I might be a monster, and I deserve to rot for eternity for what I did, but I don’t want to lose the only person I’ve got left. Without Sage, all I would have left are the demons feasting off the darkness growing stronger within me. Not even Pitch would be able to save me then.
“I came here when I was a kid,” I answer honestly, ducking under the branches curving over our heads. “This is where I died and got my powers. It’s just…hard for me to be here, you know? Makes me remember things I’d rather not.”
Sage reaches out and squeezes my free hand reassuringly, her lilac eyes glowing like amethyst jewels. “You don’t have to face this alone.”
Tears prick my eyes and I quickly blink them away. “Thanks. So, all we’ve gotta do is find the Evening Star and follow it to the academy? That sounds too easy.”
“Yeah, there’s got to be a catch,” she agrees, letti
ng go of my hand to flick through her book.
“Isn’t there something about a starlight fountain? I remember reading about it and that it’s supposed to sit right under the Evening Star, reflecting its light for people to use as a guide. Maybe look for that,” I suggest.
Sage pauses and flicks through her book, the shards of moonlight bathing her face in a soft, silvery hue. “Oh, my gosh, yes! The Mirror Fountain…” She points to one of the cream pages, and reads the text aloud: “As the Almighty Goddess of the Moon, Selena, walked through the forest at twilight, admiring her many creations, she came across a shard of glass gleaming on the forest floor. She used this to create the Fountain of Mene which allowed her to see whatever her heart most desired and to guide her down whichever path she sought in darkness.”
Turning to the back of the book, she searches for the fountain on the index, then looks for the page. “The Fountain of Mene, also known by magics as the Mirror Fountain, is one of the first creations of the Zorya Sisters and has remained at the mouth of the forest since the dawn of time.

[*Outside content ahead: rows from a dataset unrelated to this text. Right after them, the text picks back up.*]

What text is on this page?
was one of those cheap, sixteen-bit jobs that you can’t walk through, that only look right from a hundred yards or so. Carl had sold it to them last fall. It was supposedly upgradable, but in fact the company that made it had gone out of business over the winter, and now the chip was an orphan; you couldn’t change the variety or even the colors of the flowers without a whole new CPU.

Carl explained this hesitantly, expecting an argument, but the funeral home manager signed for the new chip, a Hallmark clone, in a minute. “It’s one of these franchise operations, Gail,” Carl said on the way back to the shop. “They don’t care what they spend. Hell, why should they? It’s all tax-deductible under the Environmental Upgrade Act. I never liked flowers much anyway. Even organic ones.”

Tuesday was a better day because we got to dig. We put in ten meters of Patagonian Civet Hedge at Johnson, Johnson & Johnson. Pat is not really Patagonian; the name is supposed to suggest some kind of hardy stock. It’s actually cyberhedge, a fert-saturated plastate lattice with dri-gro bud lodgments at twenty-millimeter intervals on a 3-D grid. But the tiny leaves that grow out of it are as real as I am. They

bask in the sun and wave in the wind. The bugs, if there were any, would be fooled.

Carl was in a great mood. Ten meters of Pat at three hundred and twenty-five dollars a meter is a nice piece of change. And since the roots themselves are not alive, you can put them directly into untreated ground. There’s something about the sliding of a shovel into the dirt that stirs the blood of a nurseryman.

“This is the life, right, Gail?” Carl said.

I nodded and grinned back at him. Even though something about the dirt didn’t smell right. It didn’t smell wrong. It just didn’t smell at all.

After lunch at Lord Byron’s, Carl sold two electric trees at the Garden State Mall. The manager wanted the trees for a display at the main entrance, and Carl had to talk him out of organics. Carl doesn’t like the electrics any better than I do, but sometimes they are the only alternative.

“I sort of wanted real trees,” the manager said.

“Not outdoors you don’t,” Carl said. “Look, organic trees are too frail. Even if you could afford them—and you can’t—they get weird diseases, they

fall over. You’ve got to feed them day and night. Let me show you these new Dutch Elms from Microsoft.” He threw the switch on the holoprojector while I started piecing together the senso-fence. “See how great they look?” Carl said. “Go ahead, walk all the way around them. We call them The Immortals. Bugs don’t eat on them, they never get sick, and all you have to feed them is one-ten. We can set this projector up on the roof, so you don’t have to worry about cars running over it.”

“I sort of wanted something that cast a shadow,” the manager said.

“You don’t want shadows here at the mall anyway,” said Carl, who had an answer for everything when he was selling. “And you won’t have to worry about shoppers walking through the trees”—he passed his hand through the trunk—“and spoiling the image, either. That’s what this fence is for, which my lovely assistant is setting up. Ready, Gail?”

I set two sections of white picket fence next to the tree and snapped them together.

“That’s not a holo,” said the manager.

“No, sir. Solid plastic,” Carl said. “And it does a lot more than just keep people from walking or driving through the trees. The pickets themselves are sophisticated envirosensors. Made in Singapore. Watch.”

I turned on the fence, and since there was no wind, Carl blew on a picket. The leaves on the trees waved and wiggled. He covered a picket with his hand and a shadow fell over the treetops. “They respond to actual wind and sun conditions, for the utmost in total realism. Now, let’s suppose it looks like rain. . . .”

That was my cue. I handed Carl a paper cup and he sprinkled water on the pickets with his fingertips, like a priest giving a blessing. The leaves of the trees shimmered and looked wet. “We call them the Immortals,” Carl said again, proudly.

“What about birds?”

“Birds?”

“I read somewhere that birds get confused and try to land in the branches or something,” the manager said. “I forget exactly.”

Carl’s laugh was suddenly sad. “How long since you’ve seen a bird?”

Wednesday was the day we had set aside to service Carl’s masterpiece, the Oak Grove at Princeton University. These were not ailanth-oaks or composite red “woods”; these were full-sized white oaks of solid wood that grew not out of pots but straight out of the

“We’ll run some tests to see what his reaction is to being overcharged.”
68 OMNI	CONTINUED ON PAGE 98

Once you have absorbed the elixir from the fountain, your path will be illuminated for you, but shadowborns must be wary of this fountain for it has led many to their destination as well as their doom.”
She looks up at me, her eyes widening into saucers.
I quirk an eyebrow and huff under my breath. “That was cheery, wasn’t it?”
“Yeah. Sheesh. But if the fountain is at the mouth of the forest, it should be someplace close by,” she says, looking up at the stars through the dense canopy of leaves rustling above. “I’ve never been good at astronomy. Which one is the Evening Star again?”
“I imagine the Keepers will have hidden it. You know, to test our navigation skills,” I grumble bitterly, shaking my head. “They want to watch us scramble around like rats in a maze. Damn sadists. But not on my watch!”
Branches snap behind us, and we both turn around, our hands raised into tight fists. It’s just a couple of students that have caught up. I’m not sure how much they heard of our conversation, but they’re more focused on following something on the ground than from the book. They go in the complete opposite direction, their wands held out like torches. Once they’ve disappeared entirely, I turn back to Sage.